We met the son of our home exchange partner at the suite and then we were totally blown away by the incredible view of the Eiffel Tower from the windows and the roof-top terrace of this 3-bedroom, 9th floor penthouse suite just across the river and a few blocks from the tower. The apartment is large and beautiful with a huge south-facing terrace plus steps to the roof-top terrace exclusive to this apartment.
We managed to pull our eyes away from the view and headed out to explore the immediate neighbourhood a little, shop for some supplies (wine) and stopped for dinner at an Indian restaurant just around the corner (Le Agra, 7 Rue Lekain) which we would highly recommend for
good food and service and very reasonable prices.
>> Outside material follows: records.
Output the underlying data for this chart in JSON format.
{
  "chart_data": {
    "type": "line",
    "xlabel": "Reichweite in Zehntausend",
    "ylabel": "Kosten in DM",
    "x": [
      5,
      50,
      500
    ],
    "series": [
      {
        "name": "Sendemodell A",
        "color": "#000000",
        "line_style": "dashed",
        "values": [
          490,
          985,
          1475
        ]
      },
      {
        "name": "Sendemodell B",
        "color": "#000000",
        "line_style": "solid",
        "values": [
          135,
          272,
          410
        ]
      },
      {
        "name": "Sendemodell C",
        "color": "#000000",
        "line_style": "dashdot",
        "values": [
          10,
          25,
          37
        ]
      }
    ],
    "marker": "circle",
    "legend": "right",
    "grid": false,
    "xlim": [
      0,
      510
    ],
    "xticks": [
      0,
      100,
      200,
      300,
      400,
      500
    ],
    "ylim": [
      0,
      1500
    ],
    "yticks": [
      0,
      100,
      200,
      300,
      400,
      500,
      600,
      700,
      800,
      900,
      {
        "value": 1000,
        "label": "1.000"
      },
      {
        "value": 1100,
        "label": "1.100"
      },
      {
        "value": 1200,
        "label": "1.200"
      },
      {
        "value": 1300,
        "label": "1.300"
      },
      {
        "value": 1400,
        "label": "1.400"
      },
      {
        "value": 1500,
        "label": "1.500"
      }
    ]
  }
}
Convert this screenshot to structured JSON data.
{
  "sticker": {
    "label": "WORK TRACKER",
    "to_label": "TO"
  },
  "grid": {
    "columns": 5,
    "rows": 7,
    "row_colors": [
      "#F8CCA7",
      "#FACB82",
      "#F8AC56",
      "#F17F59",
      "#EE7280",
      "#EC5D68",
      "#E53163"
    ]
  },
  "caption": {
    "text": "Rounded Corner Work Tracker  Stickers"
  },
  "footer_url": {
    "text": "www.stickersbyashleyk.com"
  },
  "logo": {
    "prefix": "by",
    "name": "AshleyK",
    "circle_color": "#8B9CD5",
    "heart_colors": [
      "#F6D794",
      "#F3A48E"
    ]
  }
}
We walked back to the apartment after and stared at the Eiffel tower for hours, from the office window, from the bathroom, from the rooftop terrace. I am sitting at the office desk writing this now, with a huge picture window in front of me and the Eiffel Tower fills my view. I watched it in fog, in daylight, at night, and doing a laser light show (on the hour, every hour). I probably shot 50 photos and a few videos already and I will probably do that every day for three weeks! It is so beautiful and looks different every few minutes. But I will try hard to not totally fill this blog with photos of the Eiffel Tower!